Tom Hanna and John R. DeWitt, Dist. Attys., Beaumont, Jim D. Vollers, State's Atty., and Robert A. Huttash, Asst. State's Atty., Austin, for the State.
OPINION
This is an appeal from an order revoking probation.
Upon his plea of guilty before the court on February 20, 1967, the appellant was found guilty under an indictment charging him with defrauding by worthless check in the amount of $2,595.88 and his punishment was assessed at seven years.
The imposition of sentence was suspended and appellant was placed on probation.

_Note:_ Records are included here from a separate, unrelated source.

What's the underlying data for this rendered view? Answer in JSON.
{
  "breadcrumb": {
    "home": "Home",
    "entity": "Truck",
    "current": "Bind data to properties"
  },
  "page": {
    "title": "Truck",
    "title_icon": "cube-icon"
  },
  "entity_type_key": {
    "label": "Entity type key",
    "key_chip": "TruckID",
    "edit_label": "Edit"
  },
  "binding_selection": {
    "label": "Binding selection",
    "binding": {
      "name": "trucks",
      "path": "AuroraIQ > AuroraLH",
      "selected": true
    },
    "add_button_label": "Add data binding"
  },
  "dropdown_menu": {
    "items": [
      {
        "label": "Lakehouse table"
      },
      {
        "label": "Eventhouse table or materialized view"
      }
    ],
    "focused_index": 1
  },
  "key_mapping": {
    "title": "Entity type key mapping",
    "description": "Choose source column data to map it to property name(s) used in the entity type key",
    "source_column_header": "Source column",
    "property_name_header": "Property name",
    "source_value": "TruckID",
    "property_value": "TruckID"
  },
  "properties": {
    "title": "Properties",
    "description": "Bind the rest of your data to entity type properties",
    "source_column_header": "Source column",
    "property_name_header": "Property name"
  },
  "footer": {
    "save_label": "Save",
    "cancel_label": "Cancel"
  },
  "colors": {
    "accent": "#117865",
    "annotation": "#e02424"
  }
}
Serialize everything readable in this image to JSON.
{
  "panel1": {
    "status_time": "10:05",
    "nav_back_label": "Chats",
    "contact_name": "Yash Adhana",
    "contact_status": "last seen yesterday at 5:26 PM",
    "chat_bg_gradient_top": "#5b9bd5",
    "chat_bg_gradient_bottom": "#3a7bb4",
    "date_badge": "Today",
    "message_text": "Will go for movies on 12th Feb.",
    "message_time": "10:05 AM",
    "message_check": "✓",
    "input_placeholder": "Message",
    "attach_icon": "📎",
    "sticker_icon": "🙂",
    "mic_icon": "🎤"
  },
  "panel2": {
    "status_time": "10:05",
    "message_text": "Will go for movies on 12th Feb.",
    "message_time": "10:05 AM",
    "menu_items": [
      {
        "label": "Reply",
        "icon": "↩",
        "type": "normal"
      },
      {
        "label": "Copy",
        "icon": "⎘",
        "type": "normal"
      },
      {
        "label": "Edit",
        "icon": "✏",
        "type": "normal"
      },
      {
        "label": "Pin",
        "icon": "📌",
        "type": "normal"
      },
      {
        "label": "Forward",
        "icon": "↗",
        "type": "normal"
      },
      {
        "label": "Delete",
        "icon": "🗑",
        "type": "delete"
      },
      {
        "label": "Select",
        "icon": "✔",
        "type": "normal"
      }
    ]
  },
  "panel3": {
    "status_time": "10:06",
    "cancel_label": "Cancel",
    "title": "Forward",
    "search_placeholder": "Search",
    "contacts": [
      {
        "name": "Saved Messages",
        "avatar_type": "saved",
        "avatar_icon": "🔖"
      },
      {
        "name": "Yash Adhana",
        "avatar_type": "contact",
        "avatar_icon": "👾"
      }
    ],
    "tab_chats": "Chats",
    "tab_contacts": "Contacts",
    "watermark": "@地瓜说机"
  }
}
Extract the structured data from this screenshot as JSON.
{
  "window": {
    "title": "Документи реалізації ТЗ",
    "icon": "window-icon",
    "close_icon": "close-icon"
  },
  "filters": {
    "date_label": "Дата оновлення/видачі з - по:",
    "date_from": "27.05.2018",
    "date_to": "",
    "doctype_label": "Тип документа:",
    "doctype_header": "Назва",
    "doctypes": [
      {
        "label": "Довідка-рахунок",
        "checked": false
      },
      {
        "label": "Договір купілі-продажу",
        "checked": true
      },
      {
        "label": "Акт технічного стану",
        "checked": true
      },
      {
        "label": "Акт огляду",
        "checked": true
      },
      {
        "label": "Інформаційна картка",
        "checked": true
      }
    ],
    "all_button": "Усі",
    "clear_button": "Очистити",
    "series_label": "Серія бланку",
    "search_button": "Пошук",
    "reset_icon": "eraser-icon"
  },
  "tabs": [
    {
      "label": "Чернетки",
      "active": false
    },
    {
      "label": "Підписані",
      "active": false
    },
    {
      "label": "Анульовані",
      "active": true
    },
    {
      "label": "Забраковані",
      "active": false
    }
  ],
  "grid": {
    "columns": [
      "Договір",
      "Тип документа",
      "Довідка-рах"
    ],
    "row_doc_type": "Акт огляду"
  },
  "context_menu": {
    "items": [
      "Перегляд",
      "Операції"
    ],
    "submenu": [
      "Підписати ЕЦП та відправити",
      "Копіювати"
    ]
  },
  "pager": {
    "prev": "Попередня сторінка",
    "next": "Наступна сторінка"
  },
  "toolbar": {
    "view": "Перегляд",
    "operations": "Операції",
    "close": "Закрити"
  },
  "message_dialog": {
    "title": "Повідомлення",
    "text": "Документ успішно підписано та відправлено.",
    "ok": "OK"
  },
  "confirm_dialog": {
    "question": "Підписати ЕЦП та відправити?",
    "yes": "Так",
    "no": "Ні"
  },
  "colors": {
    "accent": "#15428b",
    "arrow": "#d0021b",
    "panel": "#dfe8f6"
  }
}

Among the conditions of appellant's probation were that he commit no offense against the laws of this State, remain within Jefferson County, unless given permission to leave, file sworn statement each month concerning his total income and report to probation officer as directed.
Following the granting of probation, the State filed a motion and later an amended motion alleging that appellant had violated the laws of this State by giving a worthless check on or about June 30, 1967 to Carlton E. Blume in the amount of $1,537.18; that appellant departed Jefferson County on August 3, 1967 without permission, had failed to report to his probation officer and had not filed sworn monthly statements of his income.
Appellant attacks the original conviction contending that the indictment on which the defendant was found guilty is fundamentally defective inasmuch as the check alleged to have been given shows on its face that it was not made out to the alleged injured party. The pertinent portion of the indictment in the original conviction alleges that appellant, on the 7th day of September, 1966, with the intent to defraud Edville A. Lorraine, Sr., gave to the said Edville A. Lorraine, Sr., his check in the amount of $2,959.88, and the check set out in the indictment shows upon its face to be payable to "Boat Miss Elvina." Appellant argues that if the instrument alleged does not show on its face to have been given to the person alleged to have been injured, then there must be innuendo averments showing how an offense was committed. In Donahoo v. State, 162 Tex.Crim. 388, 285 S.W.2d 952, it was held failure to raise by motion to quash question that information was fatally defective because it did not contain innuendo averments as to who was meant by "Pig No. 7,' named as payee in the check, precludes consideration of question on appeal.
In an appeal from an order revoking probation, this Court's review is limited to the question of whether an abuse of the trial court's discretion is shown. Wise v. State, Tex.Cr.App., 477 S.W.2d 578; Brooks v. State, Tex.Cr.App., 459 S.W.2d 640; Hoskins v. State, Tex.Cr.App., 425 S.W.2d 825. Patently, appellant, being unable to raise his contention on direct appeal, presents nothing for review when complaint is made for the first time on an appeal from revocation of probation granted under such conviction.
Appellant's next contention merely recites "The court abused his discretion in revoking the probation herein' without specifying in what respect there had been an abuse of discretion by the court. On the hearing, evidence was introduced supporting the allegations of the amended motion to revoke. Appellant, testifying in his own behalf, stated that he left Jefferson County without permission because he was "desperate' after having been told by his attorney that he had violated his probation and admitted that he had neither filed monthly statements or reported to his probation officer as required under the conditions of his probation.
Contrary to appellant's last contention, the record contains an order revoking probation and a sentence. An order appears in the record reciting that same had been originally excluded from the record, and that the State and the defense agree that such order and sentence should be included in the record on appeal.
Finding no abuse of discretion, the judgment is affirmed.
Opinion approved by the Court.
ROBERTS and ODOM, JJ., concur in results and would not discuss challenge to original conviction.